The sheer audacity of his growling assurance spurred her fury, and she clamped down on his hand with her teeth.
A stream of curses rewarded her effort, but the man didn’t let her go. He just kept running, an oddly hitching stride that tugged at her memory until she realized where she’d heard that low, cavernous voice before.

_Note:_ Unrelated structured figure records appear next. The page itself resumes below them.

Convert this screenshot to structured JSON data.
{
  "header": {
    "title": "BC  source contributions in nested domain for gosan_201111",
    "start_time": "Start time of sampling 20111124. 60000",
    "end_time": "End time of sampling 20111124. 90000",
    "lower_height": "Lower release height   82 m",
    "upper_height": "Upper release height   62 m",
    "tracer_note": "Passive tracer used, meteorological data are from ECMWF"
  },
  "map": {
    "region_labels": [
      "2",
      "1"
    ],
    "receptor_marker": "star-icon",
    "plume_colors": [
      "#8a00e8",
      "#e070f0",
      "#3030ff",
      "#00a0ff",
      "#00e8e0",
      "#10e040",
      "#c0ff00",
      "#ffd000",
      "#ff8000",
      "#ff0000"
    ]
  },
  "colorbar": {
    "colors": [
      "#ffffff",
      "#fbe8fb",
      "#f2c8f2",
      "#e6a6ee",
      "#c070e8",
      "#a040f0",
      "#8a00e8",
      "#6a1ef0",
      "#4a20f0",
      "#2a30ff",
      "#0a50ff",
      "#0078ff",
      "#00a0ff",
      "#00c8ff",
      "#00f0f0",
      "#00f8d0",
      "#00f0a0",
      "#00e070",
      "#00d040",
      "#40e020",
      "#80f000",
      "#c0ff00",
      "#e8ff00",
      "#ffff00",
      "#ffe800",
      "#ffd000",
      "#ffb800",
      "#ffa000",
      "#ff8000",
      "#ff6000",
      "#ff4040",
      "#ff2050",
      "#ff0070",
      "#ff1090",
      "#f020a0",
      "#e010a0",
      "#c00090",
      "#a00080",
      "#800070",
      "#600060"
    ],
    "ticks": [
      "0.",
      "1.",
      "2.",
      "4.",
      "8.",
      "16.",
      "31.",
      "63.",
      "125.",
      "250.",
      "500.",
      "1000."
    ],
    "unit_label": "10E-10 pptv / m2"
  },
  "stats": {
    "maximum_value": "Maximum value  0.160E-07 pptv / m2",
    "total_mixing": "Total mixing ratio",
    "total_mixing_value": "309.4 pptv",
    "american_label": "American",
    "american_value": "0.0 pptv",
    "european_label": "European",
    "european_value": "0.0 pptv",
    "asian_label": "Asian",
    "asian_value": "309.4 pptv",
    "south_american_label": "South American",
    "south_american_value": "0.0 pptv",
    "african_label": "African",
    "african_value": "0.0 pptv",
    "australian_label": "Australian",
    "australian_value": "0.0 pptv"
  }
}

The sad-sack maintenance man.
It’s always the quiet ones....
Suddenly, a loud stuttering sound seemed to fill the air around them, and her captor shoved her to the ground and threw himself over her body, pinning her in place. Her purse went flying, pepper spray and all.
The least of her worries, she realized as her rattled mind finally identified the sound. Gunfire. Her pulse started whooshing like thunder in her ears as she held her breath for the sound of more shots.
The engine noise she’d heard before faded, followed by the unmistakable squeal of tire on pavement. They were turning around and coming back for another go, she realized, her breath freezing in her lungs.
The man on top of her pushed himself off her, giving her a brief chance to flee his grasp. But she was too paralyzed with shock to make a move, and then the moment had passed. He grabbed her arm, dragging her to her feet, and started running.
As she stumbled behind him, she realized she had only two stark options—run with him or put up a fight that would give whoever had just tried to gun her down another chance to finish the job.
Her heart hammering wildly in her chest, she ran.